August Club Trip - Phat times in the Bay
6 September 2014
Well... What can I say? The forecast changed its mind a number of times during the week, but eventually it held steady enough for us to make the call for a bay trip on Saturday. The plan was to hit the mangrove lined beaches early, and then play it by ear....
Three boats each with two crew lined up for the shotgun start from the National Park Boat ramp.... Once out of the river, a b-line was made for one of the mangrove lined beaches over at Cape Cleveland, to have a shot for some barra as the tide slowly began to recede. Two hours in, and all we had to show for it was one lonely missed barra, but that's what you get when you don't use bite tippets, Dave.
Eventually a call was made to change tact, and at this point all indicators still pointed at this being a trip just like every other. The decision was to find some shallowish weedbeds in the hope of tempting a school mackerel or three. This wasn't to be, but.. and it's a big but... the by-catch was prolific. The wolf herring were schooling, and in places they were so thick we were sight casting to them. Dozens of these toothy critters were hooked up, jumped off or released boat-side, with only the odd one or two actually making it inside....

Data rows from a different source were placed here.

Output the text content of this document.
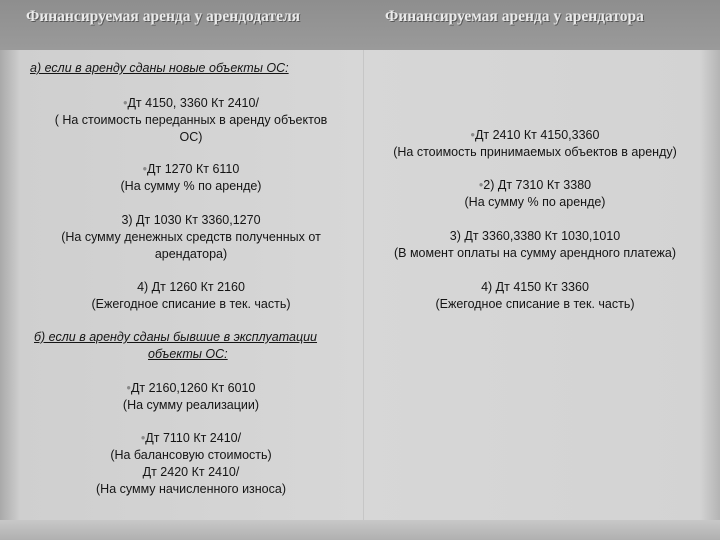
Финансируемая аренда у арендодателя	Финансируемая аренда у арендатора
а) если в аренду сданы новые объекты ОС:
•Дт 4150, 3360 Кт 2410/
( На стоимость переданных в аренду объектов
ОС)
•Дт 1270 Кт 6110
(На сумму % по аренде)
3) Дт 1030 Кт 3360,1270
(На сумму денежных средств полученных от
арендатора)
4) Дт 1260 Кт 2160
(Ежегодное списание в тек. часть)
•Дт 2410 Кт 4150,3360
(На стоимость принимаемых объектов в аренду)
•2) Дт 7310 Кт 3380
(На сумму % по аренде)
3) Дт 3360,3380 Кт 1030,1010
(В момент оплаты на сумму арендного платежа)
4) Дт 4150 Кт 3360
(Ежегодное списание в тек. часть)
б) если в аренду сданы бывшие в эксплуатации
объекты ОС:
•Дт 2160,1260 Кт 6010
(На сумму реализации)
•Дт 7110 Кт 2410/
(На балансовую стоимость)
Дт 2420 Кт 2410/
(На сумму начисленного износа)
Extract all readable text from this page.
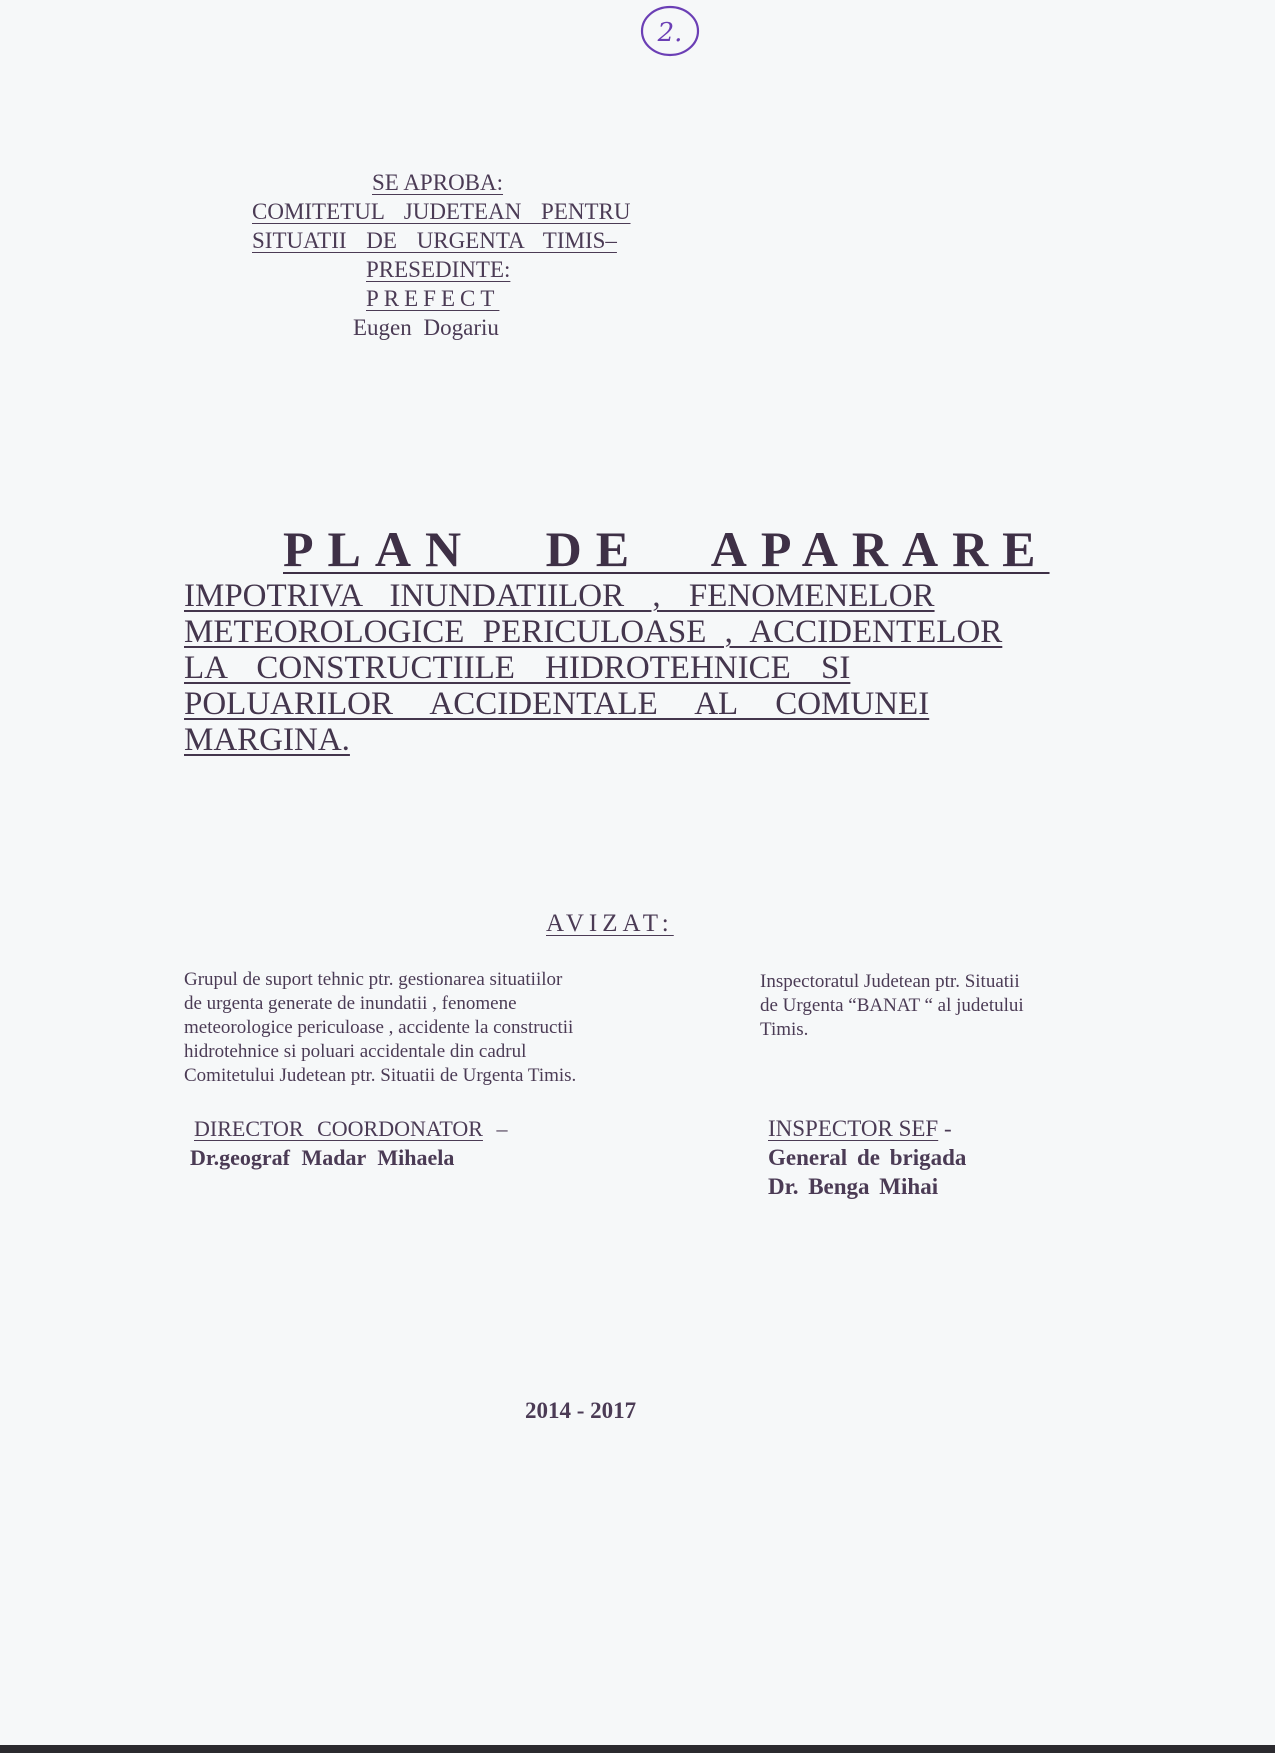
2.
SE APROBA:
COMITETUL JUDETEAN PENTRU
SITUATII DE URGENTA TIMIS–
PRESEDINTE:
PREFECT
Eugen Dogariu
PLAN DE APARARE
IMPOTRIVA INUNDATIILOR , FENOMENELOR
METEOROLOGICE PERICULOASE , ACCIDENTELOR
LA CONSTRUCTIILE HIDROTEHNICE SI
POLUARILOR ACCIDENTALE AL COMUNEI
MARGINA.
AVIZAT:
Grupul de suport tehnic ptr. gestionarea situatiilor
de urgenta generate de inundatii , fenomene
meteorologice periculoase , accidente la constructii
hidrotehnice si poluari accidentale din cadrul
Comitetului Judetean ptr. Situatii de Urgenta Timis.
Inspectoratul Judetean ptr. Situatii
de Urgenta “BANAT “ al judetului
Timis.
DIRECTOR COORDONATOR –
Dr.geograf Madar Mihaela
INSPECTOR SEF -
General de brigada
Dr. Benga Mihai
2014 - 2017
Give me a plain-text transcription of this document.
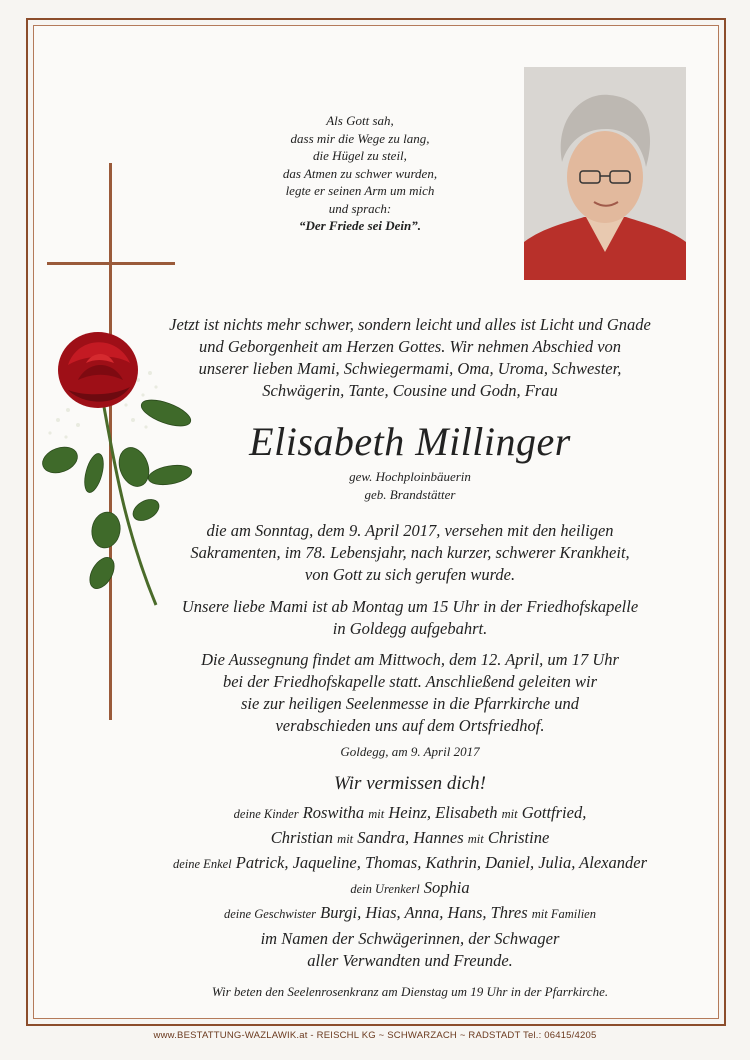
Als Gott sah,
dass mir die Wege zu lang,
die Hügel zu steil,
das Atmen zu schwer wurden,
legte er seinen Arm um mich
und sprach:
“Der Friede sei Dein”.
Jetzt ist nichts mehr schwer, sondern leicht und alles ist Licht und Gnade
und Geborgenheit am Herzen Gottes. Wir nehmen Abschied von
unserer lieben Mami, Schwiegermami, Oma, Uroma, Schwester,
Schwägerin, Tante, Cousine und Godn, Frau
Elisabeth Millinger
gew. Hochploinbäuerin
geb. Brandstätter
die am Sonntag, dem 9. April 2017, versehen mit den heiligen
Sakramenten, im 78. Lebensjahr, nach kurzer, schwerer Krankheit,
von Gott zu sich gerufen wurde.
Unsere liebe Mami ist ab Montag um 15 Uhr in der Friedhofskapelle
in Goldegg aufgebahrt.
Die Aussegnung findet am Mittwoch, dem 12. April, um 17 Uhr
bei der Friedhofskapelle statt. Anschließend geleiten wir
sie zur heiligen Seelenmesse in die Pfarrkirche und
verabschieden uns auf dem Ortsfriedhof.
Goldegg, am 9. April 2017
Wir vermissen dich!
deine Kinder Roswitha mit Heinz, Elisabeth mit Gottfried,
Christian mit Sandra, Hannes mit Christine
deine Enkel Patrick, Jaqueline, Thomas, Kathrin, Daniel, Julia, Alexander
dein Urenkerl Sophia
deine Geschwister Burgi, Hias, Anna, Hans, Thres mit Familien
im Namen der Schwägerinnen, der Schwager
aller Verwandten und Freunde.
Wir beten den Seelenrosenkranz am Dienstag um 19 Uhr in der Pfarrkirche.
www.BESTATTUNG-WAZLAWIK.at - REISCHL KG ~ SCHWARZACH ~ RADSTADT Tel.: 06415/4205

Wolfies up to a metre in length were caught, and the highlight of course being numerous double hook-ups, a rat queenfish to Dave's 4wt, and Richard Wallace's first fly caught Spanish Mack.
It was about now that a quick rest and snack was had, while we recounted the fantastic session we had had over the past hour.... It was here that Steve Munday hooked into two very nice tarpon, in just about consecutive casts, the biggest just shy of 60cm he almost needed a gimble belt to get it boatside... Not wanting to be done, Dave also hooked into one that would have been an addition to his top 10 at somewhere also over 50cm... However too much messing around led to a quick release before having a chance to measure it ... In this instance, two inches of 15kg bite tippet is NOT enough when said fish are hungry enough to engulf the whole fly!
It waas at about this point that Brad and Dave noticed a little bit of action over on a small nearby flat, and a race ensued for poll position... Though I'm not sure if the other two boats were fully aware of this. First up a large school of something was seen, a cast made, and a yellow - tail scad boated... Next up.. a cast into some slightly deeper water just off the edge of the flat resulted in a hook-up to a nice golden trevally... A fantastic capture on a 6wt!
As it turns out, the flat, although small, was a fantastic fine, with lots of micro-structure for smaller trevally, and blue salmon to hang out, and there was no need to move on for the rest of the day.
Each boat consistently hooked and landed fish after fish. Numerous small trevally, including blue spot, giant and bludger were haunting the flats, with a number of miscellaneous species such as happy moments and a single ray being hooked, as well as two very nice blue salmon.
For the most part, the choice of fly was much like the Model T ford. Any fly was eaten as long as it was white. That was the story for most boats most of the day, except towards the end. Brad switched to an orange shrimp pattern an continued to account for fish after fish, while Dave, persisting with white, had interest wane. The proof was definitely in the pudding, with almost immediate results once he changed flies to a spawning shrimp with plenty of orange. And the last fish of the day was another pretty golden.